6.6.2 The respondent's argument that the skilled person would not have expected the N-demethylated compound to retain the therapeutic properties of RD162' is not convincing.

D10 affirms (sentence bridging pages 135 and 136) that it is not surprising that compounds having significant structural similarities have the same biochemical action. It is true that immediately after this sentence, D10 notes that, nevertheless, minor structural modifications can result in loss of potency or modification of the mode of action of the parent drug. It even gives an example (venlafaxine) in which N-demethylation results in a loss of activity. However, in line with the disclosure of D20 (page 204, paragraph 1), the general teaching of D10 is that of the first sentence. The continuation is rather intended to cite exceptions to the general rule.

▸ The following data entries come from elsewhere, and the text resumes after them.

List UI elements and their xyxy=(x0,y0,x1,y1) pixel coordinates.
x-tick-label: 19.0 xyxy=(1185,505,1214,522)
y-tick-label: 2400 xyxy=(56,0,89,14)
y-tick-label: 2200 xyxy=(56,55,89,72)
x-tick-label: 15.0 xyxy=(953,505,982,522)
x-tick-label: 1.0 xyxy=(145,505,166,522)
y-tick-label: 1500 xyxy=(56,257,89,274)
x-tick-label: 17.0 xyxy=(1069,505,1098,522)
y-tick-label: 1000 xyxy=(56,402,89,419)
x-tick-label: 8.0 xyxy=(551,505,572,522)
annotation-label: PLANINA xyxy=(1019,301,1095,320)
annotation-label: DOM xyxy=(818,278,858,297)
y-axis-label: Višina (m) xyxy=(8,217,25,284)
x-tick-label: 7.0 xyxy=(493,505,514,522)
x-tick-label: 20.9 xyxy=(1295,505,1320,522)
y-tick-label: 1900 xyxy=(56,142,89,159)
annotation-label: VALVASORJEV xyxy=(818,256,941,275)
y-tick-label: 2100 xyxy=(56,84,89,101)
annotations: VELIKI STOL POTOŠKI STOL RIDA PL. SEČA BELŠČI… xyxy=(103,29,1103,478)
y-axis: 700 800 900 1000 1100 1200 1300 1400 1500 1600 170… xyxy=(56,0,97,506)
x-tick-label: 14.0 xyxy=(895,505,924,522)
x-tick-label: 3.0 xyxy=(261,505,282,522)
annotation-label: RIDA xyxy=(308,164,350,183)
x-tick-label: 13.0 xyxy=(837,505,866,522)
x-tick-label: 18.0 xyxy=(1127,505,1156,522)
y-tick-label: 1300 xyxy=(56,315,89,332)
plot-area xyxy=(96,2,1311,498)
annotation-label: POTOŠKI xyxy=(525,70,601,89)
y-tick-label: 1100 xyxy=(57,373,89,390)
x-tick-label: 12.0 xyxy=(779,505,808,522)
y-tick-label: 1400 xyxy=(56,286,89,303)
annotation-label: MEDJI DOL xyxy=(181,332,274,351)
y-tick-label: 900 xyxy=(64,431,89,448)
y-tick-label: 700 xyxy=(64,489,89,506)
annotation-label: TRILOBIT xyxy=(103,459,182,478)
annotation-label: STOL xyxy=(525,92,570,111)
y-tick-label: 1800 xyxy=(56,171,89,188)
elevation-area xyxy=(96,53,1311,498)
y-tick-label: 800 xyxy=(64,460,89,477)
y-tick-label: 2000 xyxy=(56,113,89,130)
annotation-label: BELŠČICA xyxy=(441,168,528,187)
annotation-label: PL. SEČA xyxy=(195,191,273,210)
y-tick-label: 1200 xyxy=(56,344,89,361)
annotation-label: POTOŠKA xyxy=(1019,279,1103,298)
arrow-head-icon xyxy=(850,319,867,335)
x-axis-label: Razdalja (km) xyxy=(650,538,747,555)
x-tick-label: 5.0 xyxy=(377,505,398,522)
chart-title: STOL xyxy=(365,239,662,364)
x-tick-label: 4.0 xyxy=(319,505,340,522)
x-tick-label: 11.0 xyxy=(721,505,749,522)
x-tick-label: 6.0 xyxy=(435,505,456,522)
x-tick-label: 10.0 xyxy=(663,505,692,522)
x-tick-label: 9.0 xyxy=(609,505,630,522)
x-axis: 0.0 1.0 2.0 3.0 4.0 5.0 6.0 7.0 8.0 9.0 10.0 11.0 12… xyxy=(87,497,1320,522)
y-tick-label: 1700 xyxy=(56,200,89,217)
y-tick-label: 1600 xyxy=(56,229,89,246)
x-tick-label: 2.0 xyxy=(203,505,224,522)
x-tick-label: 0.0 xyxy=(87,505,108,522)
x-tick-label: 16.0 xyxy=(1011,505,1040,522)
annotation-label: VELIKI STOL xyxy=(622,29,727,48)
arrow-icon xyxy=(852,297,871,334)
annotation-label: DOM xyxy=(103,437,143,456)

The respondent also referred to the general warning in D1 (page 114, paragraph [00196]) that what might appear to be a small change in the structure of a compound could result in a large change in the therapeutic effect. As examples, D1 mentions the defluorination of RD162 (Tier 1) to give RD161 (Tier 2) and the insertion of a methylene group in RD162 (Tier 2) to give RD149 (Tier 4). This general warning, however, was not particularly directed to N-demethylation and cannot counter the common general knowledge depicted in D20. Moreover, as outlined above, a comparison of the activity of compounds RD130, RD131, RD133 and RD134 in D1 confirms that N-demethylated compounds retain the level of pharmacological effect of their parent compounds.

6.7 For these reasons, the board holds that the subject-matter of the main request does not meet the requirements of Article 56 EPC.

7. Auxiliary requests 1 to 6

The respondent did not provide arguments particularly directed to the auxiliary requests. At the oral proceedings before the board, it stated that it did not wish to make any additional submissions in relation to those requests.

All of the auxiliary requests contain claims concerning the use of MII for the treatment of prostate cancer. For the reasons put forward in relation to the main request, that use is obvious too. Hence, none of the auxiliary requests is allowable for reasons of lack of an inventive step (Article 56 EPC).